Return a list of dictionnaries with infos on a each construct.

Fields: construct_id, parts, number_of_parts, construct_size, assembly_name, depends_on, used_in, assembly_level.

compute_construct_data_dict(self, construct_record)[source]¶

Return a dictionary with infos on a single construct.

fields: construct_id, parts, number_of_parts, construct_size, assembly_name, depends_on, used_in, assembly_level.

compute_summary_dataframe(self)[source]¶: Return a Pandas dataframe with infos on each construct.

static fragment_part(fragment, mark_reverse=False)[source]¶: Return the name of the fragment, or optionally NAME_r if the fragment is the reverse of another fragment.

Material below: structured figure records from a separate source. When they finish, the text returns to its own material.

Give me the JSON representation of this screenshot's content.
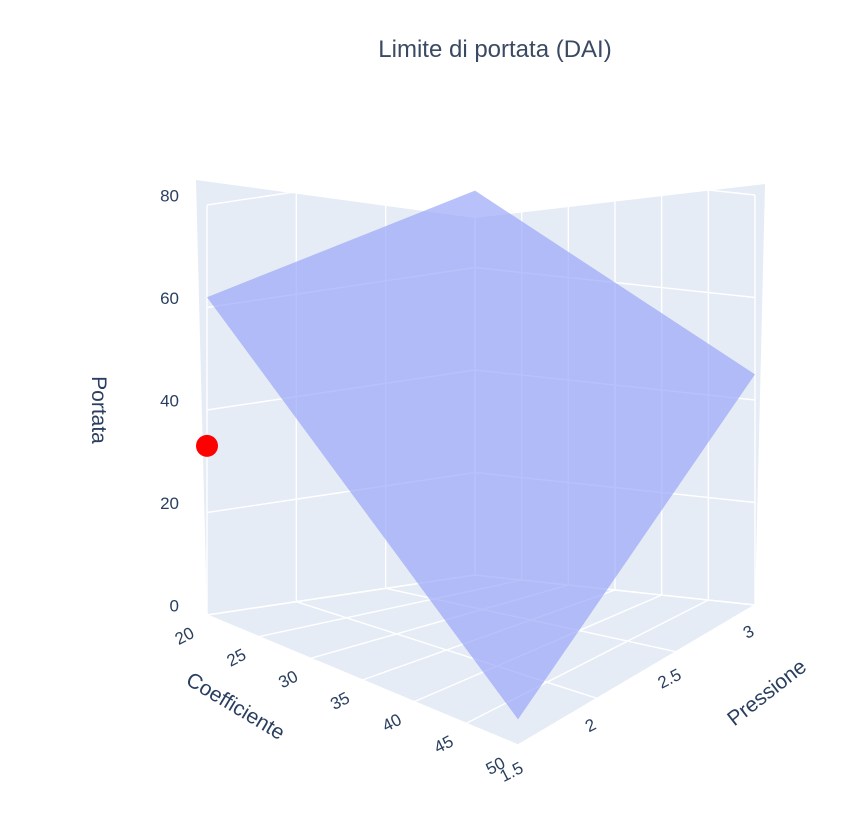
{
  "chart_data": {
    "type": "scatter",
    "title": "Limite di portata (DAI)",
    "axes": {
      "x": {
        "label": "Coefficiente",
        "ticks": [
          "20",
          "25",
          "30",
          "35",
          "40",
          "45",
          "50"
        ],
        "range": [
          20,
          50
        ]
      },
      "y": {
        "label": "Pressione",
        "ticks": [
          "1.5",
          "2",
          "2.5",
          "3"
        ],
        "range": [
          1.5,
          3
        ]
      },
      "z": {
        "label": "Portata",
        "ticks": [
          "0",
          "20",
          "40",
          "60",
          "80"
        ],
        "range": [
          0,
          80
        ]
      }
    },
    "series": [
      {
        "type": "surface",
        "points": [
          {
            "x": 20,
            "y": 1.5,
            "z": 62
          },
          {
            "x": 20,
            "y": 3,
            "z": 75
          },
          {
            "x": 50,
            "y": 3,
            "z": 45
          },
          {
            "x": 50,
            "y": 1.5,
            "z": 5
          }
        ],
        "color": "#9aa6f8"
      },
      {
        "type": "scatter",
        "points": [
          {
            "x": 20,
            "y": 1.5,
            "z": 33
          }
        ],
        "color": "#ff0000"
      }
    ],
    "grid": true,
    "background": "#e5ecf6"
  }
}
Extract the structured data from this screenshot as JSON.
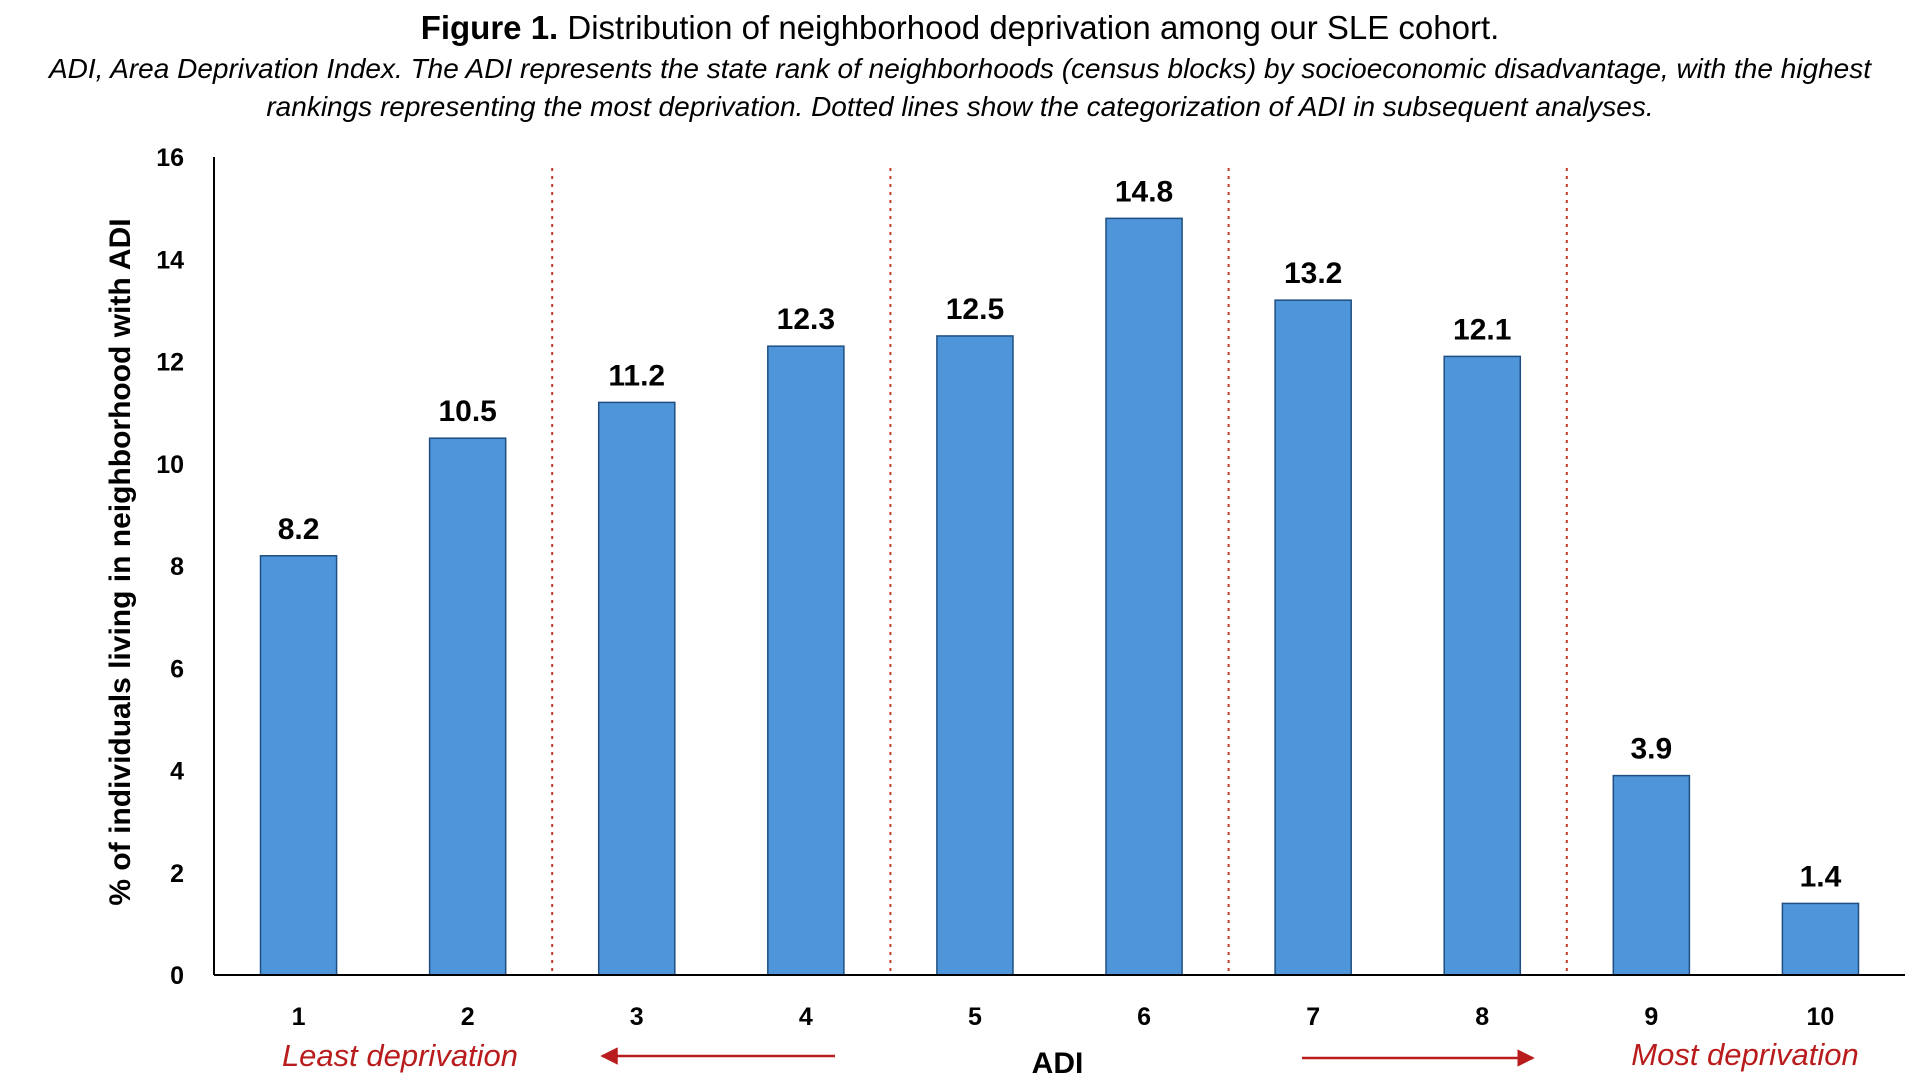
{
  "header": {
    "figure_label": "Figure 1.",
    "title_text": "Distribution of neighborhood deprivation among our SLE cohort.",
    "subtitle": "ADI, Area Deprivation Index. The ADI represents the state rank of neighborhoods (census blocks) by socioeconomic disadvantage, with the highest rankings representing the most deprivation. Dotted lines show the categorization of ADI in subsequent analyses."
  },
  "chart_data": {
    "type": "bar",
    "title": "Figure 1. Distribution of neighborhood deprivation among our SLE cohort.",
    "xlabel": "ADI",
    "ylabel": "% of individuals living in neighborhood with ADI",
    "categories": [
      "1",
      "2",
      "3",
      "4",
      "5",
      "6",
      "7",
      "8",
      "9",
      "10"
    ],
    "values": [
      8.2,
      10.5,
      11.2,
      12.3,
      12.5,
      14.8,
      13.2,
      12.1,
      3.9,
      1.4
    ],
    "data_labels": [
      "8.2",
      "10.5",
      "11.2",
      "12.3",
      "12.5",
      "14.8",
      "13.2",
      "12.1",
      "3.9",
      "1.4"
    ],
    "ylim": [
      0,
      16
    ],
    "yticks": [
      0,
      2,
      4,
      6,
      8,
      10,
      12,
      14,
      16
    ],
    "grid": false,
    "legend": "none",
    "category_dividers_after": [
      2,
      4,
      6,
      8
    ],
    "annotations": {
      "left_text": "Least deprivation",
      "right_text": "Most deprivation",
      "left_arrow_direction": "left",
      "right_arrow_direction": "right"
    },
    "colors": {
      "bar_fill": "#4f95d9",
      "bar_stroke": "#1f4f82",
      "divider": "#c0392b",
      "annotation": "#b91c1c",
      "axis": "#000000"
    }
  }
}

list_all_parts_used(self)[source]¶: List all parts involved in at least one of the predicted constructs.

write_report(self, target, report_writer='default')[source]¶

Write a comprehensive simulation report in a folder or a zip file.

Parameters

target: Either a path to a folder, to a zip file, or "@memory" to write into a virtual zip file whose raw data is then returned.
report_writer: Either the “default” or any AssemblyReportWriter instance.

Returns

zip_data: binary zip data (if target=”@memory”) else None.

Report Writer¶

class dnacauldron.AssemblyReportWriter(include_fragment_plots='on_error', include_part_plots='on_error', include_mix_graphs='on_error', include_part_records=True, include_assembly_plots=False, show_overhangs_in_graph=True, annotate_parts_homologies=True, include_errors_spreadsheet=True, include_warnings_spreadsheet=True, include_pdf_report=False)[source]¶

Class to configure assembly simulation report writing.

Responsible for writing the final sequence(s) of the assembly in Genbank format as well as a .csv report on all assemblies produced and PDF figures to allow a quick overview or diagnostic.

Folder assemblies contains the final assemblies, assembly_graph contains a schematic view of how the parts assemble together, folder fragments contains the details of all fragments produced by the enzyme digestion, and folder provided_parts contains the original input (genbanks of all parts provided for the assembly mix).

Parameters

include_fragment_plots: Either True/False/”on_error” to plot schemas of the fragments used in the different AssemblyMix throughout the simulation.
include_part_plots: Either True/False/”on_error” to plot schemas of the parts used, possibly with restriction sites relevant to the AssemblyMix.
include_mix_graphs: Either True/False/”on_error” to plot representations of fragment connectivity in the AssemblyMix created during the simulation.
include_part_records: True/False to include the parts records in the simulation results (makes for larger folders and zips, but is better for traceability).
include_assembly_plots: True/False to include assembly schemas in the reports (makes the report generation slower, but makes it easier to check assemblies at a glance).
show_overhangs_in_graph: If true, the AssemblyMix graph representations will display the sequence of all fragment overhangs.
include_errors_spreadsheet: If true and there are errors, an errors spreadsheet will be added to the report.
include_warnings_spreadsheet: If true and there are warnings, a warnings spreadsheet will be added to the report.
include_pdf_report: If true, a PDF report file is also generated.

write_report(self, assembly_simulation, target)[source]¶

Write a comprehensive report for an AssemblySimulation instance.

target can be either a path to a folder, to a zip file, or "@memory" to write into a virtual zip file whose raw data is then returned.

Homologies¶

class dnacauldron.HomologyChecker(min_size=15, max_size=80, min_tm=0, max_tm=None, max_distance=0)[source]¶

check_homology(self, sequence, other_sequence=None)[source]¶: Return whether there is an acceptable full-sequence homology between two sequences.

compute_tm(self, sequence)[source]¶: Compute the melting temp. of a sequence

find_end_homologies(self, seq1, seq2)[source]¶

Finds an homology between seq1’s end and seq2’s start.

Return the size of the homology, or 0 if no homologies found.

parameters_as_string(self)[source]¶: Return a string of the parameters for errors and reports.